I can remember vividly, being 4 years old, maybe 5. Sitting under our dining room table (as one does – you know they make fabulous forts!) and covering my ears because of the spooky sounds of organ music and wind howling…I recall telling Dad it scared me, but he just smiled and said to keep listening, as the music moved into a faster tempo, then slowed to a beautiful, but haunting piano arrangement. It slowed enough that it would lull me to sleep.
I can remember a different day that I was taking a nap in my bed and I had the gigantic headphones that were so common then on my head with Elton John and Funeral for a Friend playing its first haunting, then soothing chords as I simultaneously tried to escape from the music and then from my nap….
Elton John and his music was more than an ever-present part of my childhood. It was another member of my family. Growing up in a household where your parents hovered on divorce more often than not and didn’t have the wherewithal to realize that they should not share so many details with their young daughter, Elton John was a surrogate father figure in a home where I desperately needed something that I knew would remain constant.
I can remember spending days looking at the album covers with my Dad and having conversations as I got older about Elton and his writer, Bernie Taupin. Dad explaining to me that coupled with Elton’s wild and crazy outfits, his relationship with Bernie seemed “funny.” Rumors were, he would tell me, that Elton and Bernie might have been “more than friends.” I don’t remember grasping exactly what this meant, but I remember feeling like Elton was part of our family and it was okay if Bernie was his boyfriend.
To say these songs were the soundtrack of my life is not doing them justice. I grew up on Elton John the way many grew up on familiar church hymns. Elton may have played the role of my pastor a time or two.
I remember the joy and elation whenever I’d hear Crocodile Rock…”me and Susie had so much fun.” The need to get up and dance and smile and laugh. And it always seemed that when that song came on and I got up on my feet my mom and dad were filled with joy and delight, too. It could bring me joy, where sometimes I had to really seek out the joy in my small world.
Then there was my short-lived fascination with Marilyn Monroe, after falling in love with Candle in the Wind. Making my mother tell me over and over again who Marilyn was, how she died, what her life was like, her affairs. Keep in mind these were the days that TV only had a handful of channels (that you had to get up and turn yourself) and to research things, Google was still a good 30 years away from being invented. We asked our parents, our grandparents, other adults in our lives when we wanted to know something or we went to the library and got lost in card catalogs that seemed to be a mile long.

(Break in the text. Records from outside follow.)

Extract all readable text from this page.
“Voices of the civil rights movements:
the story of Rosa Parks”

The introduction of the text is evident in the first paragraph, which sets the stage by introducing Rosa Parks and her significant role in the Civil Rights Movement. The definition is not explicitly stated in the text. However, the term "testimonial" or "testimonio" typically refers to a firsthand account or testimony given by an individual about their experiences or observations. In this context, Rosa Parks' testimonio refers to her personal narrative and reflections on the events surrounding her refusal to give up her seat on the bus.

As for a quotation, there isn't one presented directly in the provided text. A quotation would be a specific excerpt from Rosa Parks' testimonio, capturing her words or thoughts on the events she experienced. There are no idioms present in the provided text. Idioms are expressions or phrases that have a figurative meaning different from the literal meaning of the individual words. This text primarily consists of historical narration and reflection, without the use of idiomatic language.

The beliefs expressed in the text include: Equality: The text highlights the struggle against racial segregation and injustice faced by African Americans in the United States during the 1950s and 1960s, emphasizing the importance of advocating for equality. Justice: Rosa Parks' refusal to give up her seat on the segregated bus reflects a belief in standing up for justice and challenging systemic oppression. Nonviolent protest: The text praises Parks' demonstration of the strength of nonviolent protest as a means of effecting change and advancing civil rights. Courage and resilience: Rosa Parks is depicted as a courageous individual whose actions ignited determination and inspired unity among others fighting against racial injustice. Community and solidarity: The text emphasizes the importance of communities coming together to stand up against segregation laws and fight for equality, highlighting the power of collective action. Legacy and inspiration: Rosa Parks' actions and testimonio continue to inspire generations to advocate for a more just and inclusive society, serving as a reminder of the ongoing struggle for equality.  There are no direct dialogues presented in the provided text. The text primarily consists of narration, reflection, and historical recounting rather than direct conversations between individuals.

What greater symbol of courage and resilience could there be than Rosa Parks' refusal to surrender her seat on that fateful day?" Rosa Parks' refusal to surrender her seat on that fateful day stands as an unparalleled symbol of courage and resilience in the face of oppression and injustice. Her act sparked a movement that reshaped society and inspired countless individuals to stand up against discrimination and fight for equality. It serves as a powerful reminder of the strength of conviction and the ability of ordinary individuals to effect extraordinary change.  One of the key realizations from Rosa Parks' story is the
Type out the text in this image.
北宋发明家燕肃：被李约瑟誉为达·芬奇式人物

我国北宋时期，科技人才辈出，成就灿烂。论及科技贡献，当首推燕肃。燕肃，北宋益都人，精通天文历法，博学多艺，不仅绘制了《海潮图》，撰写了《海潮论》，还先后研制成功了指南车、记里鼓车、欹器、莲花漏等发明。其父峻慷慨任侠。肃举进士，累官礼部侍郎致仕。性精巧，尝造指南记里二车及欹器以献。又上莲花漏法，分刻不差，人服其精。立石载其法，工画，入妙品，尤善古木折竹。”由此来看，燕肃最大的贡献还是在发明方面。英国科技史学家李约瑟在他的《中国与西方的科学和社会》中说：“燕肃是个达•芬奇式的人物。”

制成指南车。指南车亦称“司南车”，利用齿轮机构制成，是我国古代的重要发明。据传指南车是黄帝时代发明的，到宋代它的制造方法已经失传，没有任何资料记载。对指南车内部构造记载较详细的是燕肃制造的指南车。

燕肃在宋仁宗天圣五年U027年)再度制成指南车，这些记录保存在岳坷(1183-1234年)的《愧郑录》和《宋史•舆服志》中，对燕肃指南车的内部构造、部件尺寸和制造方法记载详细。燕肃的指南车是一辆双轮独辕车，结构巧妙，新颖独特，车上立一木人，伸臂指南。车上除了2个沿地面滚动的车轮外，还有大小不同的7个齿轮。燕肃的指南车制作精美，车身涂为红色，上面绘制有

My dad died when I was sixteen, but the many days and years of listening to Elton John has served as a touchstone of sorts. An Elton John song comes on and it’s like my Dad has stepped into the room. I can smell the smells of the kitchen in that tiny townhouse, the chlorine smell of the indoor pool that was in his first “bachelor pad” after he divorced my mom, and the faint trace of cigarette smoke. Even though he’s been gone for more than 30 years, almost without fail every time I hear Goodbye Yellow Brick road I get misty-eyed. It’s like a goodbye song that was written for my Dad, disclosing his faults and even his unfulfilled dreams. And Crocodile Rock is still guaranteed to bring me a smile.